Given the current low interest rate environment, the April 2012 hurdle rate is 1.40%. This is extremely low and increases the amount a grantor can pass to beneficiaries free of gift tax. In fact, most GRAT are calculated to have a gift value of zero or an amount very close to zero. These are called Zeroed-Out GRATS or Walton GRATS after the Walton family created this sort of trust with millions of dollars and reported a near zero gift tax cost. You must report the annuity payments on your individual income tax return, but any investment growth in excess of the Section 7520 interest rate passes to the trust’s beneficiary free of gift tax.
So how does Facebook and GRAT technique have any commonality? Well, for starters, Mark Zuckerberg and Dustin Moskovitz, founders of the social media giant, Facebook, have created GRATs to transfer their pre-IPO stock into a GRAT that should explode in value when the company goes public. In fact, all of the post-gift appreciation will pass outside the clutches of the estate and gift tax system.
So how much will these Facebook billionaires wind up shifting? If the gifted stock grows at a modest 3.6% for the first four years and the term of the GRAT is five years and the shares of Facebook go public at $40.00 per share, Mark Zuckerberg will have transferred $37,315,513 free of gift and estate taxes!
Upon expiration of the GRAT term, the remainder beneficiaries can either be an individual, another trust or a charity. My recommendation is to always name a continuing trust for the benefit of the beneficiaries so that controls can still be maintained on their behavior and motivation.

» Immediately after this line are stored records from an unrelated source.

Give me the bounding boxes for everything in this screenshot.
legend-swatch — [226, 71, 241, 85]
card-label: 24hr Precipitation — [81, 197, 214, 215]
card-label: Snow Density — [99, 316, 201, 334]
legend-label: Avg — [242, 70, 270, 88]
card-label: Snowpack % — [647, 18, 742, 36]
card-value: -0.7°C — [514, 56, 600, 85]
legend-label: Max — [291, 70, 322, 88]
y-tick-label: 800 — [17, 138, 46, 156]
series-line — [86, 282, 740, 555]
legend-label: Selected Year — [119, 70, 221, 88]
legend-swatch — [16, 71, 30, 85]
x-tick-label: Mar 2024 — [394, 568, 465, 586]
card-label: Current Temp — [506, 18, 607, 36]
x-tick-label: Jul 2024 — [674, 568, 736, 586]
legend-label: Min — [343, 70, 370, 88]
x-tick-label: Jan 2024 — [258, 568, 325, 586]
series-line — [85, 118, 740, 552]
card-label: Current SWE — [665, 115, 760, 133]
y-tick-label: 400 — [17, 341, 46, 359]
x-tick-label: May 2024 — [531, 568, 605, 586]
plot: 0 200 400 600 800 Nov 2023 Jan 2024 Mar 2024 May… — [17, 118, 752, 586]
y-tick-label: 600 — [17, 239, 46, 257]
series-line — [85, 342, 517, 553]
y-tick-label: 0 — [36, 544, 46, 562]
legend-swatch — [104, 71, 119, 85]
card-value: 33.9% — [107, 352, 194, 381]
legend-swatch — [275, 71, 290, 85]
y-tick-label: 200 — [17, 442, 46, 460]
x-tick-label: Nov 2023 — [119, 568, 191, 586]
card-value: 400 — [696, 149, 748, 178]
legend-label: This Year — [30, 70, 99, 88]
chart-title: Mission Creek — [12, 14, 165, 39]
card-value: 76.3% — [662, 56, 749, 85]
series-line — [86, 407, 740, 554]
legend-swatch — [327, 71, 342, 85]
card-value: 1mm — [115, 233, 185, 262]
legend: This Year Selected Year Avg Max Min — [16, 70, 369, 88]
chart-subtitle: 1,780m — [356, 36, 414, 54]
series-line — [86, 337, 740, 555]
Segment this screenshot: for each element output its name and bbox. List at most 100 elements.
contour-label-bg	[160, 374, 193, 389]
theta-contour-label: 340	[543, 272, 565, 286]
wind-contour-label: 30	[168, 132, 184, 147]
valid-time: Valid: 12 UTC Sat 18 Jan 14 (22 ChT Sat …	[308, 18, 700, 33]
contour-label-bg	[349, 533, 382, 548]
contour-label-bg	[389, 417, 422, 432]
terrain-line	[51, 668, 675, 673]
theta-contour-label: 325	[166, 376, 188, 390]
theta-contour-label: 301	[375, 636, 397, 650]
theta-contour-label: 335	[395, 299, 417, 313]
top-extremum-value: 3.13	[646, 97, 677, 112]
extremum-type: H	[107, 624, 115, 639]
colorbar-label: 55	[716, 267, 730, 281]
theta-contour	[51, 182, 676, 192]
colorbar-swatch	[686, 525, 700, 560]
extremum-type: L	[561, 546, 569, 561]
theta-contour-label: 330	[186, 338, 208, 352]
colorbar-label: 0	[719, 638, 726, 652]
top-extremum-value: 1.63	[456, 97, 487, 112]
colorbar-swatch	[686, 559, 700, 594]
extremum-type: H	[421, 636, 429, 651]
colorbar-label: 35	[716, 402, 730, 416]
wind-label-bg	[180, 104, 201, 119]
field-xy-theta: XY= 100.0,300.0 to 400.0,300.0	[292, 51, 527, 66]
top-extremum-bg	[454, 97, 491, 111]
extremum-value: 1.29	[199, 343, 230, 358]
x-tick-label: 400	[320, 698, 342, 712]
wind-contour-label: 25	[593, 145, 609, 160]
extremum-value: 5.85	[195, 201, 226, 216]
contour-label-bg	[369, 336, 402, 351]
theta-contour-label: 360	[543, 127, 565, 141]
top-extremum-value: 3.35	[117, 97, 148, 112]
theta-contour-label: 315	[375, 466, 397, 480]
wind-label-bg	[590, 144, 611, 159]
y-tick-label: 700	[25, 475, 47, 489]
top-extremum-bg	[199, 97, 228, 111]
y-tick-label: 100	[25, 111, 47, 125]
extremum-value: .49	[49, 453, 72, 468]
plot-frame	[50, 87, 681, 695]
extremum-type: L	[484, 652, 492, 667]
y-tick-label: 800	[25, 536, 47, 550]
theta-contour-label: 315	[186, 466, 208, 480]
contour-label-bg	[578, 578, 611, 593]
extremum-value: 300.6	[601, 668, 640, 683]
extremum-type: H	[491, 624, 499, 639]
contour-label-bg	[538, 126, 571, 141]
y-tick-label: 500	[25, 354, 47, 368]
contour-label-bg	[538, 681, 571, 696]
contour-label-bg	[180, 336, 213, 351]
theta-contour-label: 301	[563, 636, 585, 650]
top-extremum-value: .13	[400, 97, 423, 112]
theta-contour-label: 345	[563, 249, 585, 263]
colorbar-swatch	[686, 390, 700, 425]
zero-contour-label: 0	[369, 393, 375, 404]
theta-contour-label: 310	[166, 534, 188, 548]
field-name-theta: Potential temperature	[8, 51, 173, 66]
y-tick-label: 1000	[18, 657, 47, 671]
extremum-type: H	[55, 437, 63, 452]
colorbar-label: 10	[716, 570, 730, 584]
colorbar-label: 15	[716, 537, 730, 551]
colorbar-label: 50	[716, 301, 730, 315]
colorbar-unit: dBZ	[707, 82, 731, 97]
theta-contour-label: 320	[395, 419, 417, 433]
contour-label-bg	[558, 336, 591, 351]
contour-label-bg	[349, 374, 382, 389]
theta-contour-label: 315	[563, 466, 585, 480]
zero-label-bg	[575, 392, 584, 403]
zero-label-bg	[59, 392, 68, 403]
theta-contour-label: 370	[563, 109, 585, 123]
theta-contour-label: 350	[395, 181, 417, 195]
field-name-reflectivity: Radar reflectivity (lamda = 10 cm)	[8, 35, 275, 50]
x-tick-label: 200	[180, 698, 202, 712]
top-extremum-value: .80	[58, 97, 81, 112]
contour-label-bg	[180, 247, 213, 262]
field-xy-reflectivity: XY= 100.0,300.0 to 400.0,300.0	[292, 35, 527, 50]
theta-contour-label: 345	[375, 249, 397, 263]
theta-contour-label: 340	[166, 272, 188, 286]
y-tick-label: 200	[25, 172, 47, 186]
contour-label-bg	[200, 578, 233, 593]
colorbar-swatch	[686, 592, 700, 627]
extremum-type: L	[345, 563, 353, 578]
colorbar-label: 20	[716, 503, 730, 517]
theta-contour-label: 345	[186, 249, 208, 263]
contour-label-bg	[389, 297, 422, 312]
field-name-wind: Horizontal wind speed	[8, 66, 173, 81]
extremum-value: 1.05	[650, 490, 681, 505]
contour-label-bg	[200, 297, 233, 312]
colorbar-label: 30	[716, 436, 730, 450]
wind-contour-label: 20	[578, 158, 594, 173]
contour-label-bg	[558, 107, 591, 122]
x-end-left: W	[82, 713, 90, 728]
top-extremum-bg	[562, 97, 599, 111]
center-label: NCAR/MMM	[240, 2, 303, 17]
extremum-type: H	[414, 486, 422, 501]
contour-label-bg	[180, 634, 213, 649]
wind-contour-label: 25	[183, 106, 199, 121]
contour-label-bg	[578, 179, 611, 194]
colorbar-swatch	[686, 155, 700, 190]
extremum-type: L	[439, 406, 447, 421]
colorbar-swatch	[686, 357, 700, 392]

What can you learn from the Facebook billionaires? The GRAT is a terrific tool for shifting assets that you expect to suddenly increase in value. With property that is difficult to value, as may be the case with closely held stock or real estate, a GRAT offers an additional benefit. By expressing the annuity as a percentage of the initial value of the GRAT, you permit the trust to simply pay a larger annuity if the IRS determines the property is worth more than you initially figured. This minimizes the additional gift tax the IRS might try to impose if it audits the value of the gift.
THIS ARTICLE MAY NOT BE USED FOR PENALTY PROTECTION. THE MATERIAL IS BASED UPON GENERAL TAX RULES AND FOR INFORMATION PURPOSES ONLY. IT IS NOT INTENDED AS LEGAL OR TAX ADVICE AND TAXPAYERS SHOULD CONSULT THEIR OWN LEGAL AND TAX ADVISORS AS TO THEIR SPECIFIC SITUATION.